And this is a writing stream on the same collection in order to generate inserts and change events.
import pyspark.sql.functions as F
import pyspark.sql.types as T
periodic_data = (
spark
.readStream
.format("rate")
.option("rowsPerSecond", 1)
.load()
.withColumn(
'purpose',
F.concat_ws(' ', F.lit('one row per second stream to memory'), (F.rand() * 100))
)
)
write_to_mongo = (
periodic_data
.writeStream
.format("mongodb")
.option("checkpointLocation", "/tmp/pyspark/periodic_data")
.option("forceDeleteTempCheckpointLocation", "true")
.option("connection.uri", <mongodb-atlas-uri>)
.option("database", "streaming")
.option("collection", "events")
.outputMode("append")
)
x = write_to_mongo.start()
Problem is, the reading stream is only returning the token data and everything else is empty. It’s not even a change stream document, but an incomplete mix of a collection document with the _id replaced with the change event token value.
Thanks for your replies.
I had already tested the “publish.full.document.only” option without success. I retried it now just in case with the same result.
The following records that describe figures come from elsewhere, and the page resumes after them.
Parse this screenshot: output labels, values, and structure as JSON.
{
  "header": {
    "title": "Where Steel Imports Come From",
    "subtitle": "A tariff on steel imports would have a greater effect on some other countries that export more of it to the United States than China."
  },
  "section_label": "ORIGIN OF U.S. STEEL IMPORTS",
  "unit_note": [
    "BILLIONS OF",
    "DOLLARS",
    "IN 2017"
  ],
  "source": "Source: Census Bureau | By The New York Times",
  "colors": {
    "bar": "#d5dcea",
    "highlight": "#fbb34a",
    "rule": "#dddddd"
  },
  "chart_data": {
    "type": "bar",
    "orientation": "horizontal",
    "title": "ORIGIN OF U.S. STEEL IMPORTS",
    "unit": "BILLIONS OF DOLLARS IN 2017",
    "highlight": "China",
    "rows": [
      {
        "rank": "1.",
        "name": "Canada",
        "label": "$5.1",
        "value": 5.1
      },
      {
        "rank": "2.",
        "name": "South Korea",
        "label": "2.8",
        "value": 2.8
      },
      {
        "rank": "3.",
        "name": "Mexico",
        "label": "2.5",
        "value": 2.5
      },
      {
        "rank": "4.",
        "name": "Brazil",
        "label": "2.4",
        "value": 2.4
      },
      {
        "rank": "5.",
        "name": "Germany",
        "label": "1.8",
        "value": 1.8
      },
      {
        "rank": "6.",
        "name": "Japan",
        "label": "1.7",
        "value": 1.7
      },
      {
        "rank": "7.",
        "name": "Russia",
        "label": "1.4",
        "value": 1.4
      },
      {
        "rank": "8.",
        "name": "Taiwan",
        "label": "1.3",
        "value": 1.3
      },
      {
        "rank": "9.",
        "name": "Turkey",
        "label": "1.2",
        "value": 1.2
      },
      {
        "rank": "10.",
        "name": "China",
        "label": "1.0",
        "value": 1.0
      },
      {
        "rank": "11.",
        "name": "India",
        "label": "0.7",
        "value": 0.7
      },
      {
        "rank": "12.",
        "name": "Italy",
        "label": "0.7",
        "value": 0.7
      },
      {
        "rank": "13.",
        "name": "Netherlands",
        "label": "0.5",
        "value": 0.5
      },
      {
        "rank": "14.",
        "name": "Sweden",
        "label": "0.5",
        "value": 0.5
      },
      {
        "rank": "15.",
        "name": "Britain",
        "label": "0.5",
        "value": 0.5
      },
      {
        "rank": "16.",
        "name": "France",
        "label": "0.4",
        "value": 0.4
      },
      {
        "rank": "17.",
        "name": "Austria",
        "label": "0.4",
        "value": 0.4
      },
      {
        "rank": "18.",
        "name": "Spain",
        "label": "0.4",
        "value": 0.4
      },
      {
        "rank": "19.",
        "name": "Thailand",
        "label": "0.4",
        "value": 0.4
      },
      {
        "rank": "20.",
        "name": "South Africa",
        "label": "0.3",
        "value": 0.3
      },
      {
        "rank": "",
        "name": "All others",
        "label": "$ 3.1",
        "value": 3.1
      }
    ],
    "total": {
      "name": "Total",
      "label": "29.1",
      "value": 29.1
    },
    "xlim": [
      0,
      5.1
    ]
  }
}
So I copied and pasted the example you linked. Now, it seems that the only time it’s returning data as expected is when specifying this option with the complete prefix:
And then I get the full document with data. But in reality what I would want is in fact the full change event to do an Extract-Load ingestion regardless of document structure (fields and types).
I know it’s in fact called Structured Streaming for a reason and that it expects a fixed structure, but I would want to utilize the Change Event structure instead of the document collection one to be able to process schema updates on a collection on the fly, even when the streaming process is running.
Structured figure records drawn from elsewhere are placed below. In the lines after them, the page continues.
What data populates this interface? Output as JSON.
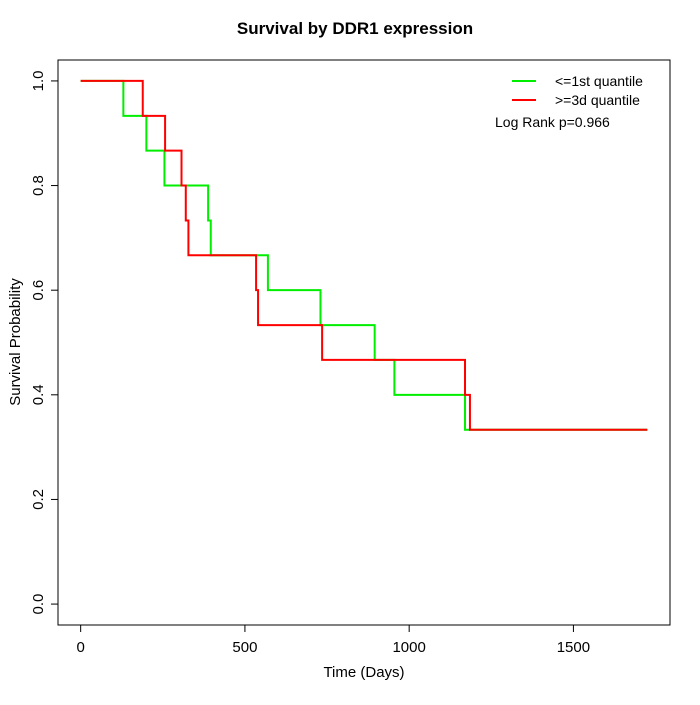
{
  "page": {
    "background": "#ffffff",
    "text_color": "#000000"
  },
  "chart_data": {
    "type": "line",
    "subtype": "kaplan-meier-step",
    "title": "Survival by DDR1 expression",
    "xlabel": "Time (Days)",
    "ylabel": "Survival Probability",
    "xlim": [
      0,
      1725
    ],
    "ylim": [
      0,
      1
    ],
    "axis_padding_fraction": 0.04,
    "x_ticks": [
      0,
      500,
      1000,
      1500
    ],
    "x_tick_labels": [
      "0",
      "500",
      "1000",
      "1500"
    ],
    "y_ticks": [
      0.0,
      0.2,
      0.4,
      0.6,
      0.8,
      1.0
    ],
    "y_tick_labels": [
      "0.0",
      "0.2",
      "0.4",
      "0.6",
      "0.8",
      "1.0"
    ],
    "grid": false,
    "box": true,
    "legend_position": "top-right-inside",
    "line_width": 2,
    "series": [
      {
        "name": "<=1st quantile",
        "color": "#00EE00",
        "end_time": 1725,
        "points": [
          [
            0,
            1.0
          ],
          [
            130,
            0.9333
          ],
          [
            200,
            0.8667
          ],
          [
            255,
            0.8
          ],
          [
            388,
            0.7333
          ],
          [
            396,
            0.6667
          ],
          [
            570,
            0.6
          ],
          [
            730,
            0.5333
          ],
          [
            895,
            0.4667
          ],
          [
            955,
            0.4
          ],
          [
            1170,
            0.3333
          ]
        ]
      },
      {
        "name": ">=3d quantile",
        "color": "#FF0000",
        "end_time": 1725,
        "points": [
          [
            0,
            1.0
          ],
          [
            189,
            0.9333
          ],
          [
            257,
            0.8667
          ],
          [
            307,
            0.8
          ],
          [
            320,
            0.7333
          ],
          [
            328,
            0.6667
          ],
          [
            534,
            0.6
          ],
          [
            540,
            0.5333
          ],
          [
            735,
            0.4667
          ],
          [
            1170,
            0.4
          ],
          [
            1185,
            0.3333
          ]
        ]
      }
    ],
    "annotation": "Log Rank p=0.966"
  }
}
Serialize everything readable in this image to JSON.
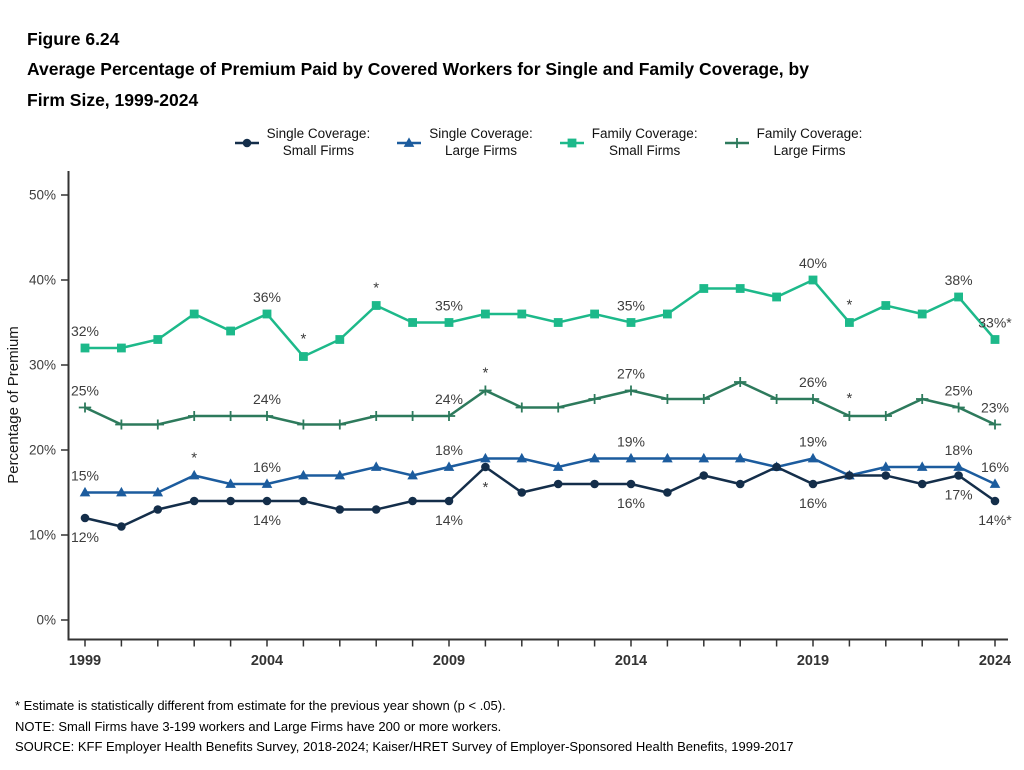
{
  "figure": {
    "number": "Figure 6.24",
    "title_lines": [
      "Average Percentage of Premium Paid by Covered Workers for Single and Family Coverage, by",
      "Firm Size, 1999-2024"
    ]
  },
  "chart_data": {
    "type": "line",
    "title": "Average Percentage of Premium Paid by Covered Workers for Single and Family Coverage, by Firm Size, 1999-2024",
    "x_range": [
      1999,
      2024
    ],
    "x_tick_labels": [
      "1999",
      "2004",
      "2009",
      "2014",
      "2019",
      "2024"
    ],
    "ylabel": "Percentage of Premium",
    "ylim": [
      0,
      50
    ],
    "y_tick_labels": [
      "0%",
      "10%",
      "20%",
      "30%",
      "40%",
      "50%"
    ],
    "grid": false,
    "legend_position": "top",
    "series": [
      {
        "name": "Single Coverage: Small Firms",
        "legend_lines": [
          "Single Coverage:",
          "Small Firms"
        ],
        "marker": "circle",
        "color": "#142e4a",
        "values": [
          12,
          11,
          13,
          14,
          14,
          14,
          14,
          13,
          13,
          14,
          14,
          18,
          15,
          16,
          16,
          16,
          15,
          17,
          16,
          18,
          16,
          17,
          17,
          16,
          17,
          14
        ],
        "point_labels": [
          {
            "year": 1999,
            "text": "12%",
            "pos": "below"
          },
          {
            "year": 2004,
            "text": "14%",
            "pos": "below"
          },
          {
            "year": 2009,
            "text": "14%",
            "pos": "below"
          },
          {
            "year": 2014,
            "text": "16%",
            "pos": "below"
          },
          {
            "year": 2019,
            "text": "16%",
            "pos": "below"
          },
          {
            "year": 2023,
            "text": "17%",
            "pos": "below"
          },
          {
            "year": 2024,
            "text": "14%*",
            "pos": "below"
          }
        ],
        "stars": [
          {
            "year": 2010,
            "pos": "below"
          }
        ]
      },
      {
        "name": "Single Coverage: Large Firms",
        "legend_lines": [
          "Single Coverage:",
          "Large Firms"
        ],
        "marker": "triangle",
        "color": "#1c5c9e",
        "values": [
          15,
          15,
          15,
          17,
          16,
          16,
          17,
          17,
          18,
          17,
          18,
          19,
          19,
          18,
          19,
          19,
          19,
          19,
          19,
          18,
          19,
          17,
          18,
          18,
          18,
          16
        ],
        "point_labels": [
          {
            "year": 1999,
            "text": "15%",
            "pos": "above"
          },
          {
            "year": 2004,
            "text": "16%",
            "pos": "above"
          },
          {
            "year": 2009,
            "text": "18%",
            "pos": "above"
          },
          {
            "year": 2014,
            "text": "19%",
            "pos": "above"
          },
          {
            "year": 2019,
            "text": "19%",
            "pos": "above"
          },
          {
            "year": 2023,
            "text": "18%",
            "pos": "above"
          },
          {
            "year": 2024,
            "text": "16%",
            "pos": "above"
          }
        ],
        "stars": [
          {
            "year": 2002,
            "pos": "above"
          }
        ]
      },
      {
        "name": "Family Coverage: Small Firms",
        "legend_lines": [
          "Family Coverage:",
          "Small Firms"
        ],
        "marker": "square",
        "color": "#1db98a",
        "values": [
          32,
          32,
          33,
          36,
          34,
          36,
          31,
          33,
          37,
          35,
          35,
          36,
          36,
          35,
          36,
          35,
          36,
          39,
          39,
          38,
          40,
          35,
          37,
          36,
          38,
          33
        ],
        "point_labels": [
          {
            "year": 1999,
            "text": "32%",
            "pos": "above"
          },
          {
            "year": 2004,
            "text": "36%",
            "pos": "above"
          },
          {
            "year": 2009,
            "text": "35%",
            "pos": "above"
          },
          {
            "year": 2014,
            "text": "35%",
            "pos": "above"
          },
          {
            "year": 2019,
            "text": "40%",
            "pos": "above"
          },
          {
            "year": 2023,
            "text": "38%",
            "pos": "above"
          },
          {
            "year": 2024,
            "text": "33%*",
            "pos": "above"
          }
        ],
        "stars": [
          {
            "year": 2005,
            "pos": "above"
          },
          {
            "year": 2007,
            "pos": "above"
          },
          {
            "year": 2020,
            "pos": "above"
          }
        ]
      },
      {
        "name": "Family Coverage: Large Firms",
        "legend_lines": [
          "Family Coverage:",
          "Large Firms"
        ],
        "marker": "plus",
        "color": "#2d7a5c",
        "values": [
          25,
          23,
          23,
          24,
          24,
          24,
          23,
          23,
          24,
          24,
          24,
          27,
          25,
          25,
          26,
          27,
          26,
          26,
          28,
          26,
          26,
          24,
          24,
          26,
          25,
          23
        ],
        "point_labels": [
          {
            "year": 1999,
            "text": "25%",
            "pos": "above"
          },
          {
            "year": 2004,
            "text": "24%",
            "pos": "above"
          },
          {
            "year": 2009,
            "text": "24%",
            "pos": "above"
          },
          {
            "year": 2014,
            "text": "27%",
            "pos": "above"
          },
          {
            "year": 2019,
            "text": "26%",
            "pos": "above"
          },
          {
            "year": 2023,
            "text": "25%",
            "pos": "above"
          },
          {
            "year": 2024,
            "text": "23%",
            "pos": "above"
          }
        ],
        "stars": [
          {
            "year": 2010,
            "pos": "above"
          },
          {
            "year": 2020,
            "pos": "above"
          }
        ]
      }
    ]
  },
  "footnotes": [
    "* Estimate is statistically different from estimate for the previous year shown (p < .05).",
    "NOTE: Small Firms have 3-199 workers and Large Firms have 200 or more workers.",
    "SOURCE: KFF Employer Health Benefits Survey, 2018-2024; Kaiser/HRET Survey of Employer-Sponsored Health Benefits, 1999-2017"
  ]
}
PS: I’m using the this connector “org.mongodb.spark:mongo-spark-connector:10.0.1”
In the meantime, now that “change.stream.publish.full.document.only” returns data, I’m trying to write and save the data back. But because the “mongodb” read stream only works as continuous processing it’s impossible to write in a file sink. Even this example from the documentation returns the following error:
# define a streaming query
query = (spark
.readStream
.format("mongodb")
.option("spark.mongodb.connection.uri", <mongodb-connection-string>)
.option('spark.mongodb.database', <database-name>)
.option('spark.mongodb.collection', <collection-name>)
.schema(readSchema)
.load()
# manipulate your streaming data
.writeStream
.format("csv")
.option("path", "/output/")
.trigger(continuous="1 second")
.outputMode("append")
)
# run the query
query.start()
Py4JJavaError: An error occurred while calling o1087.start.
: java.lang.IllegalStateException: Unknown type of trigger: ContinuousTrigger(1000)
at org.apache.spark.sql.execution.streaming.MicroBatchExecution.<init>(MicroBatchExecution.scala:64)
at org.apache.spark.sql.streaming.StreamingQueryManager.createQuery(StreamingQueryManager.scala:300)
at org.apache.spark.sql.streaming.StreamingQueryManager.startQuery(StreamingQueryManager.scala:349)
at org.apache.spark.sql.streaming.DataStreamWriter.startQuery(DataStreamWriter.scala:458)
at org.apache.spark.sql.streaming.DataStreamWriter.startInternal(DataStreamWriter.scala:437)
at org.apache.spark.sql.streaming.DataStreamWriter.start(DataStreamWriter.scala:254)
at sun.reflect.NativeMethodAccessorImpl.invoke0(Native Method)
at sun.reflect.NativeMethodAccessorImpl.invoke(NativeMethodAccessorImpl.java:62)
at sun.reflect.DelegatingMethodAccessorImpl.invoke(DelegatingMethodAccessorImpl.java:43)
at java.lang.reflect.Method.invoke(Method.java:498)
at py4j.reflection.MethodInvoker.invoke(MethodInvoker.java:244)
at py4j.reflection.ReflectionEngine.invoke(ReflectionEngine.java:380)
at py4j.Gateway.invoke(Gateway.java:295)
at py4j.commands.AbstractCommand.invokeMethod(AbstractCommand.java:132)
at py4j.commands.CallCommand.execute(CallCommand.java:79)
at py4j.GatewayConnection.run(GatewayConnection.java:251)
at java.lang.Thread.run(Thread.java:748)
I tried the “csv”, “parquet” and “delta” output sinks.
If you want to show the operation type but not the fullDocument, just configure the pipeline parameter to project out the operationType and the fields you wish to return.
in this example it only shows insert events where the event_id = 321 and does not return the _id or event_id but will return anything else in the document.
Is it possible to get all change event (insert, delete etc) and output to Kafka sink? I want to get all the metadata (at least event type) and fullDocument.